Мы с Марком затихли. Не было все же у нас полной уверенности, что она смирилась.
Дохнуло холодом. В руках Хелен возник маленький железный цилиндрик. Она не глядя всадила его в пустующее гнездо на доске с приборами.
Марк обмяк у меня на коленях. Задышал часто, словно до того от напряжения сдерживал дыхание.
Еще один порыв холода — зашуршала бумага, Хелен прижала к боковому стеклу несколько листков, щелкнула пружинным зажимом. Произнесла:
— Это смерть. Еще никто с таким грузом до материка не летал. Даже на “Фальконе”.
— А ты попробуй, Хелен.
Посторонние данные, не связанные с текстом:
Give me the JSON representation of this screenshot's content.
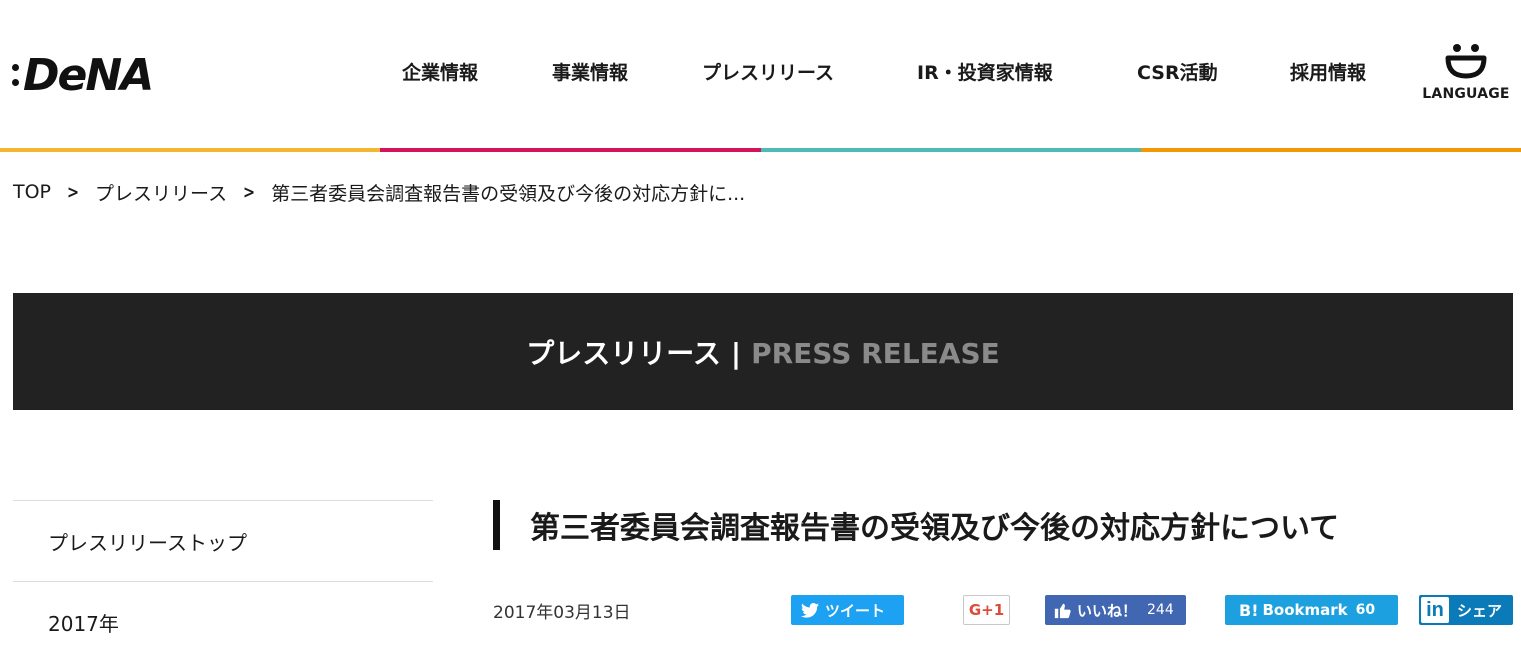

Я тебе верю, — без всякой насмешки сказал Марк.
Что ж. По крайней мере — не один помру. Вместе перед Искупителем встанем, за грехи отчитываться.
Хелен впереди возилась с рычагами. Похоже, все самое необходимое сделал Марк — ее руки то и дело замирали на полпути.
— Держитесь, — сказала она наконец. И дернула что-то на доске.
Сзади взревело. Я в ужасе обернулся.
— Не бойся, Ильмар, не бойся, это ракетный толкач, чтобы скорость набрать, без него трудно подняться, — торопливо сказал Марк. — Только не дергайся, не качай планёр.
Рев нарастал. Сквозь заднее стекло я видел, что из хвоста планёра вырывается сноп дымного огня. Не загореться бы... но они же все так летают... наверное, по уму сделано...
Планёр дрогнул и покатился вперед. Очень резко, видно колеса на тормозах стояли, а теперь Хелен их отпустила.
— Спаси, Искупитель! — вскрикнула летунья.
Я закрыл глаза и начал молиться Сестре. Кому молился Марк — не знаю. Может и никому. Только и ему было страшно, он обхватил меня, зарылся лицом в грудь.
— Не бойся... — прошептал я, не открывая глаз. Как он управлять планёром собирался, если так боится? Или притворяется, своим страхом меня в чувство приводит, чтобы не начал метаться, не сломал хрупкую кабину?
Открыв один глаз, я увидел, как несется навстречу край обрыва. А еще увидел взмывающие над фортом сигнальные ракеты. Заметили. Поняли.
Только поздно.
Под нами мелькнуло море.
Вот и все...
Или еще нет?
Планёр дрожал, бился в судорогах, сзади ревел “ракетный толкач”, о котором говорил Марк. Неужели та дурацкая бочка с обручами — ракета? Как в сказке про барона Мюнгхаузена, что на ракете в Китай слетал...
А море неслось под нами, и не думало приближаться. Наоборот, мы поднимались все выше. Хелен застыла впереди мраморным изваянием, руки ее вцепились в рычаги.
Я открыл второй глаз. Посмотрел на Марка. Тот слабо улыбнулся. Прошептал — я прочел по губам: “не бойся”.
Ах ты маленький паршивец! Вовсе тебе не страшно, ты меня успокаиваешь!